Leslie Nielsen will always be known for being Frank Drebin in the “Naked Gun” movies, and while he surely came to terms with it late in his career and life, the thought early in his career that this guy, this blandly handsome automaton, would end up famous for his comedy would have seemed insane. His career spanned almost 60 years, and the first 30 were rock-jawed, Serious Leading Man roles. It is not for nothing that Nielsen spent most of the first decade on television stageplays like “Kraft Suspense Theater” and “Playhouse 90.” He was, essentially, Ronald Reagan: A dull, handsome straight man back when we liked our protagonists as vanilla “heroic” as possible.

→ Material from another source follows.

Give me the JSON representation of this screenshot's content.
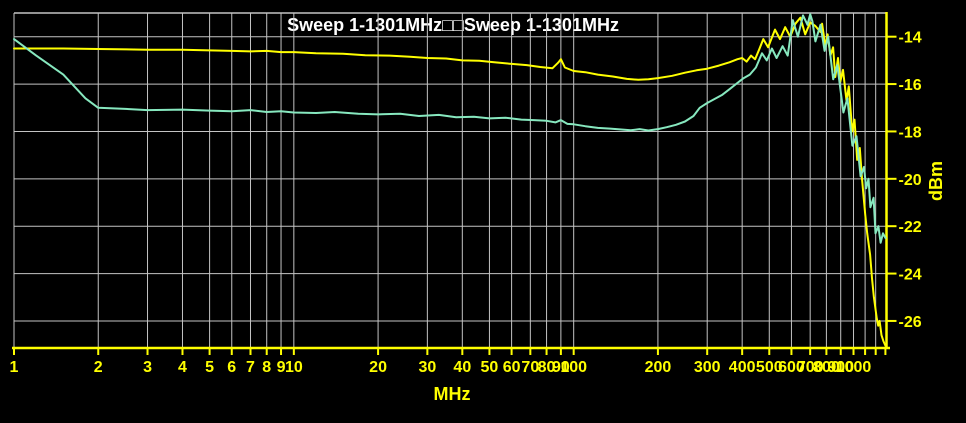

Nielsen’s biggest “straight” role was in 1956’s “Forbidden Planet,” a schlocky sci-fi groaner that was nonetheless quite popular at the time (and sustained Nielsen’s career for a couple of decades until the Zucker brothers came around). Nielsen is painful to watch: Every line sounds like he’s reading from a Depression-era radio play.

He is so self-serious, so unblinking, that the joke is both from him and on him. He’s just perfect, and even though this was his first-ever real “comedy,” his career would never be the same. No one could ever take him seriously again. Over the last 20 years of his career, Nielsen lived off the Drebin image, showing up in a series of increasingly low-budget and lousy “comedies.” (The last of which was something called “Stonerville,” which also featured a cameo from Pauly Shore.) But he was beloved, at last, the straight man finally turned to lunacy, whether he always realized it or not. But seriously: Don’t call him Shirley. That line is merely one of hundreds that Nielsen will be remembered for. Just try to think of Nielsen today, and not have a smile take over your face. It’s difficult to imagine a happier legacy than that.